For adults, there’s no upper age limit as long as general health supports surgery. Candidates typically include people with a recessed or overly prominent chin, facial asymmetry, or sleep apnea that hasn’t responded well to other treatments. Genioplasty is frequently performed alongside broader jaw surgery (orthognathic surgery) to achieve a balanced result across the entire face.

Recovery Timeline

The first few days after surgery are liquid-only. Your jaw will be swollen and sore, and chewing is off the table. After several days, most surgeons transition patients to a soft, no-chew diet: think mashed potatoes, yogurt, scrambled eggs, and smoothies.

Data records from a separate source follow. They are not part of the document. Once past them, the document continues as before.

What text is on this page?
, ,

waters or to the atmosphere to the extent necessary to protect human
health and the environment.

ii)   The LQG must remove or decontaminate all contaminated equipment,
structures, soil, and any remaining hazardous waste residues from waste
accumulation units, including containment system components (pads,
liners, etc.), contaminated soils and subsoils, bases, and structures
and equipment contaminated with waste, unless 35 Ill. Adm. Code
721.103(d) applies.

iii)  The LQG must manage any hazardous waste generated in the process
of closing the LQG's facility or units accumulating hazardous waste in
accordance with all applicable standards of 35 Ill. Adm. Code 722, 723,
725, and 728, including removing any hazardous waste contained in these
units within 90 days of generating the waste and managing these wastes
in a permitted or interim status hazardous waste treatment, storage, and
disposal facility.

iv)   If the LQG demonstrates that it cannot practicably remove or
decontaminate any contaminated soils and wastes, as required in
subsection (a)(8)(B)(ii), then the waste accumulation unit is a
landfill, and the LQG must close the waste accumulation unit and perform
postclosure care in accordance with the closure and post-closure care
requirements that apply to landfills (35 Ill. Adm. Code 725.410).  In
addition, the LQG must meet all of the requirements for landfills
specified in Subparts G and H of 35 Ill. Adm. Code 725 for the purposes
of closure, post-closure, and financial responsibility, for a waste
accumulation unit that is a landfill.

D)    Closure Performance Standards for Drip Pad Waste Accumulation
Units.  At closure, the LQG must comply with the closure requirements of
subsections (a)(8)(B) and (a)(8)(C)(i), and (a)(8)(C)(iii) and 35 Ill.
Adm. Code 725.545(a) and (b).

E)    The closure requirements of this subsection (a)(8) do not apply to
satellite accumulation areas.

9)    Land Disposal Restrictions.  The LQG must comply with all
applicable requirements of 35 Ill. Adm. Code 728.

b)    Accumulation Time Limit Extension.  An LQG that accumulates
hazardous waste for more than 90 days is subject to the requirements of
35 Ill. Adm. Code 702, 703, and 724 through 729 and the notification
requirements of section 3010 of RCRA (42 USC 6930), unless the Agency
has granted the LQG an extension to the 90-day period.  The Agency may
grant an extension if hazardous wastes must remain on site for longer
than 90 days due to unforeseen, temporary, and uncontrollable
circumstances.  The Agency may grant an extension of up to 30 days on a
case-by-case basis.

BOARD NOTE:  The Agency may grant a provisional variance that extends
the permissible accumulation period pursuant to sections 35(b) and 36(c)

This soft diet phase lasts three to six weeks, sometimes longer if the genioplasty was part of a larger jaw procedure. Your surgeon will specifically clear you before you return to solid foods. Swelling peaks around the second or third day and gradually resolves over several weeks, though subtle swelling can linger for months. Numbness in the lower lip and chin is normal in the early weeks and usually resolves on its own, though as noted above, a small percentage of patients have some lasting change in sensation.

Most people return to desk work or school within one to two weeks. Contact sports and strenuous activity typically need to wait six weeks or more to protect the healing bone and hardware.

Cost and Insurance

Genioplasty costs vary widely depending on the surgeon, geographic location, and whether it’s combined with other procedures. In the United States, the range typically falls between $3,000 and $15,000 for the surgeon’s fee alone, with total costs (including anesthesia, facility fees, and imaging) potentially higher.

Insurance coverage depends entirely on why the surgery is being done. Purely cosmetic genioplasty is almost never covered. When the procedure is performed to correct a birth defect, restore form after an injury, or treat a functional problem like obstructive sleep apnea, coverage becomes more likely. Documentation of the medical necessity, including sleep studies or evidence that other treatments have failed, is usually required for approval.